I'll just focus on the last part since their margins are not germane to the discussion.
First part focuses on the subsidies actually.
And the second sentence is based on nothing but your wannabe speculation.
You are entitled to your own opinions but cannot create your own facts. But, FYI - Tesla agreed to fully open it up AFTER(!) the US Gov aid they would foot the bill, not a second before (late 2024). And is estimated to bring in over 3 billion/year by the start of the next decade, so please, tell me again how it isn't about the money?
They started opening up the Superchargers in January 2022 (
https://www.teslarati.com/tesla-norway-oslo-north-supercharger-pilot-program/) actually and there were comments well before 2022 where Elon mentioned they would open it up (
https://evchargeplus.com/teslas-superchargers-will-be-accessible-for-everyone/). Sorry, but it's a fact Tesla would have opened up either way.

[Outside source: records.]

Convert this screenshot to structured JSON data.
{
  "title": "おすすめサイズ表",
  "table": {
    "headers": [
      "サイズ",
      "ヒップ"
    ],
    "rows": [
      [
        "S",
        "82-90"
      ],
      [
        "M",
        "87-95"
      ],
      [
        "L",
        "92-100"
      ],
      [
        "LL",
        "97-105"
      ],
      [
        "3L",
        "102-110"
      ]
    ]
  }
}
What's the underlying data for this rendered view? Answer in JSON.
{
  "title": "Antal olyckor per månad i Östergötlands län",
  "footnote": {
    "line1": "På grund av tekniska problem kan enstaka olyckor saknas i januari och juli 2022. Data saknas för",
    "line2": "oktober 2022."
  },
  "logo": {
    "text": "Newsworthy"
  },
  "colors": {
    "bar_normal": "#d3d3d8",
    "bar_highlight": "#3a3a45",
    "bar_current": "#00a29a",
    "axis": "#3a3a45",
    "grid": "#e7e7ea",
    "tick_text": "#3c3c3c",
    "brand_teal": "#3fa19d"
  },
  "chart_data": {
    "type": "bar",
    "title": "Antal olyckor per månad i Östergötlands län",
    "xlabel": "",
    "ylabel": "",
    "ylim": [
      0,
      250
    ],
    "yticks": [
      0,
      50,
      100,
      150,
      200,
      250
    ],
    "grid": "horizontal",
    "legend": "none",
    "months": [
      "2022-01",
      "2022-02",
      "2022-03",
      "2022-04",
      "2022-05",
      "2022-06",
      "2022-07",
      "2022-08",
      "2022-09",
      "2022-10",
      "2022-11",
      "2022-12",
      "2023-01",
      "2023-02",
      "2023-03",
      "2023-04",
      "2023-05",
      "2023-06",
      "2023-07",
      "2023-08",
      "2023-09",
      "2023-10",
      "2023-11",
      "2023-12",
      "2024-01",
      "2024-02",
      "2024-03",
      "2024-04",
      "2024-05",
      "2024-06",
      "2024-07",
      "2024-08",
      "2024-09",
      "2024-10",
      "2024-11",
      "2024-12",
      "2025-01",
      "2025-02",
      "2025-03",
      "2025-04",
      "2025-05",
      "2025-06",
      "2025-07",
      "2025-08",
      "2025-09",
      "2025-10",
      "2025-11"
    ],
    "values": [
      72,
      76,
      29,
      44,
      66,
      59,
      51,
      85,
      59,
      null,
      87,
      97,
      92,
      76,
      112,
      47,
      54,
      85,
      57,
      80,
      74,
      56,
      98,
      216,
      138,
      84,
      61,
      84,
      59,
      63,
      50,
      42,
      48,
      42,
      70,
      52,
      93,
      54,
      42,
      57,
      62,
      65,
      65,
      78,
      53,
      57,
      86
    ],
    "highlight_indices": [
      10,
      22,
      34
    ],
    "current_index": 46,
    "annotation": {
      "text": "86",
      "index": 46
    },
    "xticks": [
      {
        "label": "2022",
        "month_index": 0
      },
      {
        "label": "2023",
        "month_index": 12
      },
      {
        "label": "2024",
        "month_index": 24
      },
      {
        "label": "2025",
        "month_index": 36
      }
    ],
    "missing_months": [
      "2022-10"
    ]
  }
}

Even more so, they're opening up in California but they're taking ZERO state credits.
https://electrek.co/2023/03/14/tesl...ing-superchargers-payment-system-integration/
due to unnecessarily cumbersome payment infrastructure requirements, we are unable to utilize this award.
Then there's the IRA credits for up to $4,500 of credits for each battery pack in a car made in USA:
https://cleantechnica.com/2023/06/0...ll-model-3-cars-eligible-for-full-tax-credit/
It provides a $45 per kilowatt-hour production credit for battery packs made in the US, a $35 per kWh production credit for the battery cells, and a $10 per kWh production credit for the battery modules. That translates into tax credits of around $2,700 to $4,500 per vehicle.
Meanwhile Tesla opted to ask for $30k/charger when the limit was $150k/charger in Texas despite each charger costing about $50k to make:
https://electrek.co/2022/04/15/tesla-cost-deploy-superchargers-revealed-one-fifth-competition/
Companies couldn’t apply for more than 70% of the cost of the chargers up to $150,000 per charger, and Forbes reports that Tesla was asking for only ~$30,000 per charger versus the full $150,000 for most applicants
They've only added ~3000 stations in Q1 WORLDWIDE (
https://insideevs.com/news/663391/tesla-supercharging-network-2023q1/). Assume 1/3 is in USA, that's about 3k USA supercharger stalls/year. You're honestly telling me that Tesla will receive more credits from 3k superchargers/year than manufacturing 500k-1million/year cars in USA? Lol. Nope.
And is estimated to bring in over 3 billion/year
Link me the source please.
I assume you're talking about piper's estimates which by 2030, they'll bring $3 billion in profits ?
https://www.thecooldown.com/green-business/supercharger-network-tesla-ev-charging-stations/
That's not really *SUBSIDY*. That's profits (which by the way, you even said it yourself it's not "germane to the discussion". 🤦♂️
If you want to talk profits:
By 2030, Tesla wants to produce 20 million EV production per year
https://www.reuters.com/technology/...mln-evs-could-cost-tesla-billions-2022-08-30/
Tesla currently makes $10k profit per car:
https://fourweekmba.com/tesla-profit-margin-per-car/
20million * $10k = $200 billion profit per year.
Tell me which one is more profitable?
You wanted facts, here you are.
So instead of trying to play fast and loose with the facts, take your own advice and Google them. But that's a big ask, so I shouldn't even bother.
I linked you 9 sources. You linked me zero. It's not that you "shouldn't even bother", it's the fact that you *didn't* even bother with any sort of research.